Marcos ouvia as palavras, mas seus dedos haviam perdido a força. Lentamente, sem perceber, ele afrouxou o aperto no pescoço de Carlos. O CEO deu um passo atrás, massageando a garganta, respirando fundo.
No flash, os médicos erguiam o corpo de Marcos em uma maca, aplicando reanimadores portáteis.
— Você nunca mais acordou no mundo real, Marcos — Kevin desferiu o golpe final, olhando-o nos olhos. — O seu corpo físico está conectado a aparelhos em suporte de vida no nosso laboratório subterrâneo há trinta anos, em coma vegetativo estável. Mas a sua entrada forçada tornou o Latruverso instável. Quanto mais você alterava a memória dos NPCs para fazê-los reagir ao seu luto, mais o código-fonte se corrompia. Você virou o vírus do sistema. E a LatruX foi à falência tentando conter você.
Carlos soltou um longo suspiro, ajeitando o paletó, enquanto olhava para Marcos com uma mistura de pena e cansaço.
Marcos permaneceu estático no centro do corredor do Quarto Andar. Suas mãos caíram ao lado do corpo, as palmas abertas e inertes. A maquete perfeita de São Paulo, o império asséptico da LatruX, os caçadores de sobretudo... tudo não passava de um teatro de fantasmas erguido sobre o túmulo de Laura. Um universo de dados sustentado unicamente pelo batimento artificial de seu próprio coração vegetativo. Ele estava trancado na própria mente, reiniciando o inferno a cada ano para não ter que aceitar a sepultura.
Lentamente, erguendo o rosto banhado em suor, Marcos cravou os olhos em Carlos. O CEO sustentou o olhar e, com um leve e cansado gesto de cabeça, confirmou cada palavra da narrativa de Kevin.
— Agora que você sabe... o que vai fazer? — Carlos perguntou. Havia um tremor inédito em sua voz, o pânico de um criador que percebe que a criatura aprendeu a desligar a luz.
Marcos não respondeu. Voltou-se para Kevin, a fúria fria remodelando suas feições.
— Abra a porta — ordenou.
Carlos tencionou os músculos, mas não ousou intervir; ele conhecia a extensão dos privilégios administrativos de Marcos. Kevin deu um passo à frente e tocou a maçaneta da porta 401. A fechadura estalou.

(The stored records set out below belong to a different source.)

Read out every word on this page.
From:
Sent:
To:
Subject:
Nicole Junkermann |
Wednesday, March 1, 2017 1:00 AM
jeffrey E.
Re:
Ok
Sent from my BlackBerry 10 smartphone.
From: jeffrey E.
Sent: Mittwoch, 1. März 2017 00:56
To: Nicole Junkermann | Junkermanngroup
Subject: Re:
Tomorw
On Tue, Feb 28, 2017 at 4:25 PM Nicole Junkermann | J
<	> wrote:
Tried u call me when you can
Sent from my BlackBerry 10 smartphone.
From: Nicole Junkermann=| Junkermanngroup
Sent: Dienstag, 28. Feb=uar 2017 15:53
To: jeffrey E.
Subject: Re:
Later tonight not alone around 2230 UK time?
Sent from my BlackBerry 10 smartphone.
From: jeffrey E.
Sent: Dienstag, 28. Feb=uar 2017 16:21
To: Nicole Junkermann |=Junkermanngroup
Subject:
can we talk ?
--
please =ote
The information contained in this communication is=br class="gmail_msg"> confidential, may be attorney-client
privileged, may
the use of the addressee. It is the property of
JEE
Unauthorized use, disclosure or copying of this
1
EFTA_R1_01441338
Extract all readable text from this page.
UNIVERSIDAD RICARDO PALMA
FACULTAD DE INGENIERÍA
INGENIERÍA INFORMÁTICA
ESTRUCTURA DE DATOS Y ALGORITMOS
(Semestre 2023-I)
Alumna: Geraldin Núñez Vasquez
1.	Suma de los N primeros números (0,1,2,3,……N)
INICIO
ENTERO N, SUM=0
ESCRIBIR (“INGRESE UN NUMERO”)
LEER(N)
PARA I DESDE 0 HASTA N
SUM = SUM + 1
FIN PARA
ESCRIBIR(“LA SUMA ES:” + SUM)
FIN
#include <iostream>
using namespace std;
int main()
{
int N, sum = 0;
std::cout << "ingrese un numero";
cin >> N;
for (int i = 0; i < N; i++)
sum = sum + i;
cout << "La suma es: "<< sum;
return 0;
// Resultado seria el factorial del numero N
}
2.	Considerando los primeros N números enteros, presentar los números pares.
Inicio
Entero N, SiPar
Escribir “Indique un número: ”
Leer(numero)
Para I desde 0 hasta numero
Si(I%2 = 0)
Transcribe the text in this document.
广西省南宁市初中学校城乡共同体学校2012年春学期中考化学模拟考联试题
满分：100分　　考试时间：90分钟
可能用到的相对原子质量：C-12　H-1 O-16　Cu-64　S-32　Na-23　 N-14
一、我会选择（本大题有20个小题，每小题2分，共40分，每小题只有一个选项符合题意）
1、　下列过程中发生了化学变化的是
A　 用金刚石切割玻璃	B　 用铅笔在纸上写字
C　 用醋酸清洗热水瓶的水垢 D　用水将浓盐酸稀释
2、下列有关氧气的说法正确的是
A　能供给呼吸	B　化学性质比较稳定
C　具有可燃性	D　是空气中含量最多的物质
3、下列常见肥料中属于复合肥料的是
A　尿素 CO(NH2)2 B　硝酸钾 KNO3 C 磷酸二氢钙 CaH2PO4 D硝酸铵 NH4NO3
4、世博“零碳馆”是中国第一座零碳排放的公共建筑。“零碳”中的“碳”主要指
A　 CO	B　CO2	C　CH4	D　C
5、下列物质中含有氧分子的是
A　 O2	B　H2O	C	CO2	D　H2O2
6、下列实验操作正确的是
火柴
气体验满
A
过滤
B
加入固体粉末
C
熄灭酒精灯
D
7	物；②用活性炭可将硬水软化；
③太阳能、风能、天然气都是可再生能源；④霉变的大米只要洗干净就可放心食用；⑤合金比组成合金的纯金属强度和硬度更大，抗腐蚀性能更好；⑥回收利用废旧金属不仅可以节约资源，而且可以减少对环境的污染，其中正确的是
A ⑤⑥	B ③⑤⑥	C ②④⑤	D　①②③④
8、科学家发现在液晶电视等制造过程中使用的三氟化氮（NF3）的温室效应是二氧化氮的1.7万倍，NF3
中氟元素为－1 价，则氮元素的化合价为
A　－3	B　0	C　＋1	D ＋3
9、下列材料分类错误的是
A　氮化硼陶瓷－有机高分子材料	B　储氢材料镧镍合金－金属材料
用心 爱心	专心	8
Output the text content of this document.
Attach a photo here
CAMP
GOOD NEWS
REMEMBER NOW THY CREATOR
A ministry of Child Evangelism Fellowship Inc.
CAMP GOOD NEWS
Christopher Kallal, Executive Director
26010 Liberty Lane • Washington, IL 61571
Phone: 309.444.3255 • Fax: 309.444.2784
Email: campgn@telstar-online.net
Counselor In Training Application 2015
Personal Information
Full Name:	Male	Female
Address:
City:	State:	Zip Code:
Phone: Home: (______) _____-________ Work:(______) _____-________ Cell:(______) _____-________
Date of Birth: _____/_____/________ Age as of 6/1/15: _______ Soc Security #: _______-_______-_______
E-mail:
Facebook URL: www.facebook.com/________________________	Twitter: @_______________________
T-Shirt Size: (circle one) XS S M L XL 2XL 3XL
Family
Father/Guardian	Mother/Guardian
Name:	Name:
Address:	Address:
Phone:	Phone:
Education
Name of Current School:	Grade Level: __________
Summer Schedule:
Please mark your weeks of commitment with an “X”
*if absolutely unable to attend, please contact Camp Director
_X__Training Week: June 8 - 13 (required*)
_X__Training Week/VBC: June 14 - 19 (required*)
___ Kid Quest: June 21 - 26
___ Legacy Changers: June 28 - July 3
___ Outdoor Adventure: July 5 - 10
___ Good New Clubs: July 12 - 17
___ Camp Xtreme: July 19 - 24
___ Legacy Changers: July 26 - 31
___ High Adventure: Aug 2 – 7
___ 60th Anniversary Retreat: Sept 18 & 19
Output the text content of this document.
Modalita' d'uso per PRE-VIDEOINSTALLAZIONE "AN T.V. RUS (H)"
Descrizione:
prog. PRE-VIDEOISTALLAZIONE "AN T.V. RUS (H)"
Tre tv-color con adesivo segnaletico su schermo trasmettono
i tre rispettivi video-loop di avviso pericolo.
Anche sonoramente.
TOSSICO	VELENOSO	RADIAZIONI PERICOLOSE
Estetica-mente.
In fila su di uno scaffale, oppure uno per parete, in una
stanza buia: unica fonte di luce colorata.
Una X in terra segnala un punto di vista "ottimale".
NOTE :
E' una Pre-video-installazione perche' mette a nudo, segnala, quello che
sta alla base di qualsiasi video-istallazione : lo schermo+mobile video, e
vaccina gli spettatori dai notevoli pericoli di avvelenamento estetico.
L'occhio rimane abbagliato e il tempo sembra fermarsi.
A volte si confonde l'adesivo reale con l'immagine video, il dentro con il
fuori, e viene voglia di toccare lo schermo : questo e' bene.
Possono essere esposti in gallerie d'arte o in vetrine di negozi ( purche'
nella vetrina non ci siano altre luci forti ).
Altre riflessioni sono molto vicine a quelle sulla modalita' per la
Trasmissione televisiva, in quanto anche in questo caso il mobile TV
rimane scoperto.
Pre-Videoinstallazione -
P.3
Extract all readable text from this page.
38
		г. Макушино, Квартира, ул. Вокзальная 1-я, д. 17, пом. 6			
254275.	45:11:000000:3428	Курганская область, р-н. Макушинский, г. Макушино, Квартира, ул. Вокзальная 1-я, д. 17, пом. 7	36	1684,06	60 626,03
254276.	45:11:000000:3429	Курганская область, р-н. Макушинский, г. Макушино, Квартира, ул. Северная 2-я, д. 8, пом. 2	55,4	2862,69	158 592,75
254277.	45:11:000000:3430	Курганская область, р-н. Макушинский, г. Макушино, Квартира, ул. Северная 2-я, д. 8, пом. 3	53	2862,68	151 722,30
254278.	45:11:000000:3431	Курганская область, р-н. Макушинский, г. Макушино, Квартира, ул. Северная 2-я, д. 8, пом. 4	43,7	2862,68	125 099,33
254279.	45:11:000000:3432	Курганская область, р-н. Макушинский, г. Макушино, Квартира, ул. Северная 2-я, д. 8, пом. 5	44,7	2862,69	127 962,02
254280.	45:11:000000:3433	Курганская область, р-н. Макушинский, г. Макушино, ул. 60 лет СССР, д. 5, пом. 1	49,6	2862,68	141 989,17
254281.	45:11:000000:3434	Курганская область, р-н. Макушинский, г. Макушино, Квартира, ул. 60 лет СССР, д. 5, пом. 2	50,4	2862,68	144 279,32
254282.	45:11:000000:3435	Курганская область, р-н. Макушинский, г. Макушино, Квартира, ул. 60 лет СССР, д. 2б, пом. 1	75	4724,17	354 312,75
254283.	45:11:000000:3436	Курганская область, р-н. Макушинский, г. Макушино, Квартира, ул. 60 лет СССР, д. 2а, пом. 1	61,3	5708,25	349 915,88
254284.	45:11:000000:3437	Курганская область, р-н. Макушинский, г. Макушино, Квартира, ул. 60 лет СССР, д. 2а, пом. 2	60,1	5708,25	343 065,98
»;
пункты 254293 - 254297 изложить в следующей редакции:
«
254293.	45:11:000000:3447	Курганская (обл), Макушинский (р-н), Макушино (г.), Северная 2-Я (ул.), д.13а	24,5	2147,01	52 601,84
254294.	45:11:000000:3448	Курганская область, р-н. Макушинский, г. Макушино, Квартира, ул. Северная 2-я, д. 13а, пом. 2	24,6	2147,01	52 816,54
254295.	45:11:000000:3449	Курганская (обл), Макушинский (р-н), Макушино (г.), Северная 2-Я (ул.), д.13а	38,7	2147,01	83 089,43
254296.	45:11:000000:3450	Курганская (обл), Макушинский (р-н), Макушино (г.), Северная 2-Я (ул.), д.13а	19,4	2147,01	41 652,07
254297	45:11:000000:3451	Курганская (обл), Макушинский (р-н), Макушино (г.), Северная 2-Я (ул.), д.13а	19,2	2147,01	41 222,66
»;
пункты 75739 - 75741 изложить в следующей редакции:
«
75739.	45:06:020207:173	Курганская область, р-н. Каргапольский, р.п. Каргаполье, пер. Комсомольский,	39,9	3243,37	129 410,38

Lá dentro, o apartamento era uma colmeia de tique-taques. Laura estava sentada no chão, as pernas encolhidas contra o peito e as mãos trêmulas envolvendo o relógio de parede. Ao ouvir os passos, ela ergueu os olhos opacos, assustada com a invasão.
— Kevin? Marcos? — ela chamou, a voz oscilando.
Kevin travou na soleira, as pupilas contraindo-se. — Então, você sabe o nome dele, Laura...
— Este relógio... — Laura estendeu o objeto quebrado, as engrenagens apontando para Marcos como uma acusação. — Toda vez que eu o toco, fragmentos inundam a minha cabeça. Lampejos de uma vida que eu não sei se vivi. Mas em todas as memórias... eu estou olhando para ele.
Carlos soltou uma lufada de ar, compreendendo o glitch estrutural. — Faz sentido. Este setor está colidindo com a vontade do Marcos há tanto tempo que a radiação das memórias residuais dele acabou vazando para o código dela, reprogramando o player.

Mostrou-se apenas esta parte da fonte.